Große Spende für Malawi


Freuen sich über den Erlös bei der diesjährigen Libori-Licht-Musik in der Markt- und Jesuitenkirche für das Schulprojekt in Malawi-Madisi: (oben v.l.) Andreas Steins und Dietmar Pannenberg (Bläser-Ensemble "Die Blechwerkstatt"), Chorleiter Christian Nolden, Pfarrer Benedikt Fischer und Andrea Effertz (Presbyterin und Chorsängerin der Abdinghofgemeinde) sowie (vorne v.l.) Schw. M. Gabriele Lüdenbach, Schw. M. Melania Tepaß, Schw. M. Birgit Henning, Organistin Christina Kim und Schw. M. Reinhild Mielemeier. Foto: Michael Dohmen

"Im Namen der Kinder bedanken wir uns ganz herzlich bei den Akteuren und Besuchern der Libori-Licht-Musik für die großartige Unterstützung. Wir sind für jede Spende, die wir für Malawi bekommen, dankbar, da unsere Projekte in Madisi für uns eine große Herausforderung darstellen", dankte Schwester M. Birgit von der Kongregation der Franziskanerinnen Salzkotten für die großzügige Hilfe.
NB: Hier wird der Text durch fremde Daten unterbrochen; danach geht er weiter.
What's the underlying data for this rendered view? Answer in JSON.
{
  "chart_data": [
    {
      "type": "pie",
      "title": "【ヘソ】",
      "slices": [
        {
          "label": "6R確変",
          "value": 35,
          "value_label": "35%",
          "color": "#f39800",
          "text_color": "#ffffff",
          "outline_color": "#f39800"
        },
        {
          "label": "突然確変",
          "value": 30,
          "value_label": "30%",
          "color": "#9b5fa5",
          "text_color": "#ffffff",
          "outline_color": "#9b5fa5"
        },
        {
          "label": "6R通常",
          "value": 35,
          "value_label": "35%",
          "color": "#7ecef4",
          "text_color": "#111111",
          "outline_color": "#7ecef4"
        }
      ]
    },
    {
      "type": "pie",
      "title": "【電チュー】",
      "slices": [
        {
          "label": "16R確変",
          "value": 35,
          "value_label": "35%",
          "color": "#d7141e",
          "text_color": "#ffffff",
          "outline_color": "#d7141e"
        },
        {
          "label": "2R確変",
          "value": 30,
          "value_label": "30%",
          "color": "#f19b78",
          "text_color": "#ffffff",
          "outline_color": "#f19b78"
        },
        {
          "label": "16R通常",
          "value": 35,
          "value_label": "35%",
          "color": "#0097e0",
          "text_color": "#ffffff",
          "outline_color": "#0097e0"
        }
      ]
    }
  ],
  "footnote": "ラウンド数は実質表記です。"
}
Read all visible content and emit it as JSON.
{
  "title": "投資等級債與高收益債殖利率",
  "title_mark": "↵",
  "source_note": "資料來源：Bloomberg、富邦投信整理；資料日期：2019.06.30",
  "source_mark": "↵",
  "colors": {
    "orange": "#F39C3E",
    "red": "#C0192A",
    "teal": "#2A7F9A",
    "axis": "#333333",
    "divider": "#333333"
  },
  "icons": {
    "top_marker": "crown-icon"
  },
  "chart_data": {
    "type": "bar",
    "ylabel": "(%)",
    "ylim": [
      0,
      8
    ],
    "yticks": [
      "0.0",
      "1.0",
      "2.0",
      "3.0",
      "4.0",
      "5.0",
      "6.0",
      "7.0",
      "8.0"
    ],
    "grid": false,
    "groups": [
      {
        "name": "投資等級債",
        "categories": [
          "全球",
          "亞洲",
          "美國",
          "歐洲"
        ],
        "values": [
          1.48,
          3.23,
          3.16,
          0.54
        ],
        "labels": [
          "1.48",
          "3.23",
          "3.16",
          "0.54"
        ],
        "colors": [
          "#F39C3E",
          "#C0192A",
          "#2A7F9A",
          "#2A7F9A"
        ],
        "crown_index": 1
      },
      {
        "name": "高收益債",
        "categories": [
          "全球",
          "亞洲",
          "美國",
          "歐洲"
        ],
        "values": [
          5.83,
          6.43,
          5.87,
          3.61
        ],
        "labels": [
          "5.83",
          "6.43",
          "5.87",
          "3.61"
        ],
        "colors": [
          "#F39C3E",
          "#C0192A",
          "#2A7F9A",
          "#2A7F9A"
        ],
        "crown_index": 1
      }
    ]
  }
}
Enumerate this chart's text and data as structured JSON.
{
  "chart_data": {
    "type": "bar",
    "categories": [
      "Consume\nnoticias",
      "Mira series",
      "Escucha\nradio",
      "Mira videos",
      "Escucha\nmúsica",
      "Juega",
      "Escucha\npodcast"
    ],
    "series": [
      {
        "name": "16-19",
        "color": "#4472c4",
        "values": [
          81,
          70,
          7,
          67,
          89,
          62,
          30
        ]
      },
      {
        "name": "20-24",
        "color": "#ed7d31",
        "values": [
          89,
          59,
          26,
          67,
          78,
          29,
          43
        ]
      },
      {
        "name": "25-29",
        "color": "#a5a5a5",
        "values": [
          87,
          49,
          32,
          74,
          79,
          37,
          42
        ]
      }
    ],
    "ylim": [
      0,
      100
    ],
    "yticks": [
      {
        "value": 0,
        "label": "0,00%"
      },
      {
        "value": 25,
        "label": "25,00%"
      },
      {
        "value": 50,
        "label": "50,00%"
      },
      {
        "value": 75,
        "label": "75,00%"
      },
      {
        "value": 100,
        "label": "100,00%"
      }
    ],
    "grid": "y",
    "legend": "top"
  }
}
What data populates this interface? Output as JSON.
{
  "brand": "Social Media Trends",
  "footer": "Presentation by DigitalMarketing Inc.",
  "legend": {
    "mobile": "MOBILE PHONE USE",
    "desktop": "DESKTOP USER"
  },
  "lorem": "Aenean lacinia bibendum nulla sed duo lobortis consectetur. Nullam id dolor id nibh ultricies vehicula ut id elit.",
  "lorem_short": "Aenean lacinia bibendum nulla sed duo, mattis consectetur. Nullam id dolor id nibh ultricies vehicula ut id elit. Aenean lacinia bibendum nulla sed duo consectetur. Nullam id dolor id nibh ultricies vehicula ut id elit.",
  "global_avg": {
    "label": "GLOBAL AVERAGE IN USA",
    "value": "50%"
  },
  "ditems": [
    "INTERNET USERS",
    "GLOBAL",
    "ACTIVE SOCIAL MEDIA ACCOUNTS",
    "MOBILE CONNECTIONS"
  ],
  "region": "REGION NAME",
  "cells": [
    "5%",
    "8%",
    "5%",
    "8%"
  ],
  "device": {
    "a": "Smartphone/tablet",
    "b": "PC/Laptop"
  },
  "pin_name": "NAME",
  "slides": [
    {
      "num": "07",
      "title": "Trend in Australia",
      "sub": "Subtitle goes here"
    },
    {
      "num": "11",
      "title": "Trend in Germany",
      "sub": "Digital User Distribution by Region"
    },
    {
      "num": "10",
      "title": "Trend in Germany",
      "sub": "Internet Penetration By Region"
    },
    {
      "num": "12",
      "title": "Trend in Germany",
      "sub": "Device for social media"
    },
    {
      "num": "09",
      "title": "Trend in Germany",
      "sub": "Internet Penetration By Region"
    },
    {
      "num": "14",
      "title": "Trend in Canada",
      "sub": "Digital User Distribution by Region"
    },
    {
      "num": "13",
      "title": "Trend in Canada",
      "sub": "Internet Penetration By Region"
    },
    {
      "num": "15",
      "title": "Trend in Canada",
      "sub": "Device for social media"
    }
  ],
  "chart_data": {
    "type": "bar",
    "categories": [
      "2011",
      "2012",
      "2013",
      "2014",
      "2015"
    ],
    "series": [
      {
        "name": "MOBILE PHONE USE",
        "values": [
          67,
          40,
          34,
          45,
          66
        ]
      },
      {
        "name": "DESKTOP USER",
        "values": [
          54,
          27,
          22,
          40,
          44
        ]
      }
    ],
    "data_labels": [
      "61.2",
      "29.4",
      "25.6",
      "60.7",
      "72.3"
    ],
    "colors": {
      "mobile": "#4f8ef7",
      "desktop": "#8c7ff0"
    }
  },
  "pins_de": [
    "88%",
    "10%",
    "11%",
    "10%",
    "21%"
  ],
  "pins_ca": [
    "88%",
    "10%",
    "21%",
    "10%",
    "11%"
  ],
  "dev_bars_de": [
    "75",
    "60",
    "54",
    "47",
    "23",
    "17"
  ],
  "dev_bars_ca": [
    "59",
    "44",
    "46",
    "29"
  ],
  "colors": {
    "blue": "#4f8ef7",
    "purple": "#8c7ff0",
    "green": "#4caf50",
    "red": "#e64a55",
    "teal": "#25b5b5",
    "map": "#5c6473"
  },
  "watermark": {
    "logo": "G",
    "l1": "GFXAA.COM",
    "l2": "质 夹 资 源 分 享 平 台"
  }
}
Der Erlös der diesjährigen Libori-Licht-Musik der Paderborner Innenstadtgemeinde St. Liborius in der Markt- und Jesuitenkirche am Donnerstag vor der Libori-Woche beträgt 2.733,75 Euro. Die Organisatoren und Mitwirkenden haben sich entschlossen, das Geld für das Schulprojekt der Franziskanerinnen in dem Dorf Madisi im ostafrikanischen Malawi zu spenden.

Mitwirkende bei diesem Konzert waren das Paderborner Bläser-Ensemble "Die Blechwerkstatt" unter der Leitung von Andreas Steins sowie Sarah Bergé (Violine) und Aaron Bergé (Violoncello). Die Geschwister waren erfolgreiche Teilnehmer beim diesjährigen Bundeswettbewerb von "Jugend musiziert". Außerdem haben ihr Können unter Beweis gestellt der neue Chor der Abdinghofkirche and Friends unter der Leitung von Markus Maurer sowie der Paderborner Chor Zwischentöne unter der Leitung von Christian Nolden. Dieter Nowak sorgte mit seiner Cajón für die richtigen perkussiven Effekte. Die Orgel spielten Markus Maurer und Christian Nolden sowie zum Libori-Tusch Christina Kim.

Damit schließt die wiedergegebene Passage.